For me, I just found the food mediocre. My expectations were not met. It is not the first time this has happened. I’ve gone to places with great expectation, simply to be let down.
Big Promises – Unmet Expectations
Sometimes, Big promises can lead to mediocre, if not poor experiences. Big promises by who? The restaurant did not make that promise to me explicitly, but it was my mind that made the promise to myself.
This Expectation was a culmination of it’s ‘rating’ by a respected body (Michelin, in this case), my friends, peer, online reviews etc. built up that expectation. This expectation changes the way we experience a product and/or service.
So, Big expected promises can sometimes fall short leading to experiences that are not up to mark, even if in our own minds. If the company does not live up to that expectation we tend not to trust that Company quickly and broken trusts are hard to mend.
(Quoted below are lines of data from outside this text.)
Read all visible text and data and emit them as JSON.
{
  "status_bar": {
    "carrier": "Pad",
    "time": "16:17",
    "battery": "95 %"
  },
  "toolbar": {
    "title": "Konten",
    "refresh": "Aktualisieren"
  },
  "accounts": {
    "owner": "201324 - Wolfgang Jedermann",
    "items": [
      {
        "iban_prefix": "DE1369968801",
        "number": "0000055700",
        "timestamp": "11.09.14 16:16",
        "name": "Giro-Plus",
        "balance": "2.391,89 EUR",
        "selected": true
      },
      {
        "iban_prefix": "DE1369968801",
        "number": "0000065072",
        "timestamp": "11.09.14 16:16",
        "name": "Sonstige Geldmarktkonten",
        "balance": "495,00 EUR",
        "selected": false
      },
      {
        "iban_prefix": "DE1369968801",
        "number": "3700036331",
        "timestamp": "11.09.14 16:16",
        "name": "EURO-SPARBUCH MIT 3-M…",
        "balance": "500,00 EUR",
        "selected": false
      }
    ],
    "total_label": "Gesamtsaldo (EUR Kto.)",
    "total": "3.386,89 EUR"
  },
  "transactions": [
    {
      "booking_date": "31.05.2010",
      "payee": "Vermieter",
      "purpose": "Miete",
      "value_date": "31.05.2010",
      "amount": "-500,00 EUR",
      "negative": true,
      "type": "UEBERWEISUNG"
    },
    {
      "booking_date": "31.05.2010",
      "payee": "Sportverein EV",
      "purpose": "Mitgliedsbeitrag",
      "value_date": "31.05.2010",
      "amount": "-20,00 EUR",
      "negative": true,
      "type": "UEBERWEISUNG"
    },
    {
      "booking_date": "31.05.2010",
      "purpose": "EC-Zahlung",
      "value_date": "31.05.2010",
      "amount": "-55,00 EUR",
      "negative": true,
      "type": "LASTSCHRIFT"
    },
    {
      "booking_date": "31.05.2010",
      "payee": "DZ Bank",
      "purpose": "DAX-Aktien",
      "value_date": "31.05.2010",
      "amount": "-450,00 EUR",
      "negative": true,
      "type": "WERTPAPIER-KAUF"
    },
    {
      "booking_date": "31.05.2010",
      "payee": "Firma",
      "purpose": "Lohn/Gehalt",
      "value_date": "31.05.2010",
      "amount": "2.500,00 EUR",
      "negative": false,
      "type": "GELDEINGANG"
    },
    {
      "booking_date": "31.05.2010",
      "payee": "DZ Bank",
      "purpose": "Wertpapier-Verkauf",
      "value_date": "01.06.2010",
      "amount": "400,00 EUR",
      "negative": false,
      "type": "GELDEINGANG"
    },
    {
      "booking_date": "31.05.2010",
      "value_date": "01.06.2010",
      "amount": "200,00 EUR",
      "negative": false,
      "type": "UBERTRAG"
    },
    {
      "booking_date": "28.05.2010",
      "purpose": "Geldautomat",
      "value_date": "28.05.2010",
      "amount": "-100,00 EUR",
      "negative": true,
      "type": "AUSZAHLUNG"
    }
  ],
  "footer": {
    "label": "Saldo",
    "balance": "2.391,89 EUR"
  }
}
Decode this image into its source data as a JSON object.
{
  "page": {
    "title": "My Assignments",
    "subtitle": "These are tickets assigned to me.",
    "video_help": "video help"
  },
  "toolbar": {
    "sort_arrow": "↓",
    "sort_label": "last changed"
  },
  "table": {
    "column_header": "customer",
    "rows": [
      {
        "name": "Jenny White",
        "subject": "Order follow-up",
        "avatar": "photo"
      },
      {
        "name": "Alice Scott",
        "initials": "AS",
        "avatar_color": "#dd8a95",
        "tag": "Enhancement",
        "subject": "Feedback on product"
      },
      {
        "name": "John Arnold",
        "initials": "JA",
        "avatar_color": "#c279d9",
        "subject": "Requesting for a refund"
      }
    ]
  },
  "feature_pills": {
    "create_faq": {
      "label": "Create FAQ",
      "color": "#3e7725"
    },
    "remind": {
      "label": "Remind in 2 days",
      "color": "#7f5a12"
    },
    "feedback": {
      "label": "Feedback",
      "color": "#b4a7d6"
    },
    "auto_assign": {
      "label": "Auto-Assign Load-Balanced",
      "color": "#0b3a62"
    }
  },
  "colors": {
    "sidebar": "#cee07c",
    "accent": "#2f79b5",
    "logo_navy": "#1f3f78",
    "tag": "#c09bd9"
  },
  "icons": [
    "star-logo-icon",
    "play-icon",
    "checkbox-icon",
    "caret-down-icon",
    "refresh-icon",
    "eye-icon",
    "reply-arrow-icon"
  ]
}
Companies will therefore be afraid of laying out grandiose expectation and promises. It is obvious – if we make these promises, we are afraid of owning them and then afraid of the ‘what-if we fail in delivering’? When we create our own Big Goals in life, we sometimes keep them to ourselves afraid that if we fail, we don’t want our loved ones to perceive us as a failure.
Expect Better – Experience Better
On the flip side, We have better experiences when we expect to have better experiences.
An expensive wine tastes better because we paid a lot for it. That’s just how our mind works. Classic Coke just tasted better because we wanted it to taste better.
So, it would be unwise for companies to hold back from laying out high levels of standards and expectations. The expectations don’t have to be pretentious. You don’t need to make huge statements and buffer them with fine print. Experiences are just those small things – one step at a time. How you are greeted and treated by your salesperson, by every employee of a company, the way a customer service representative answers the phone, or even the look and feel of an email you receive from the company.
Customer Delight
Finally, customer service is not a ‘milestone’, it is an ongoing experience. Once you get started on a relationship and journey with your client it must get better with every encounter. Even if it does not get better, at the very least it must not deteriorate. Customer experience must continue to delight and sometimes even surprise. Only then you will have your client do the ‘selling’ for you by using social media to spread the word for you and build a level of expectation for your next prospect.
Easier said than done, this is the hardest act to follow for a company, but worth every penny and drop of sweat. Effort well worth spending on.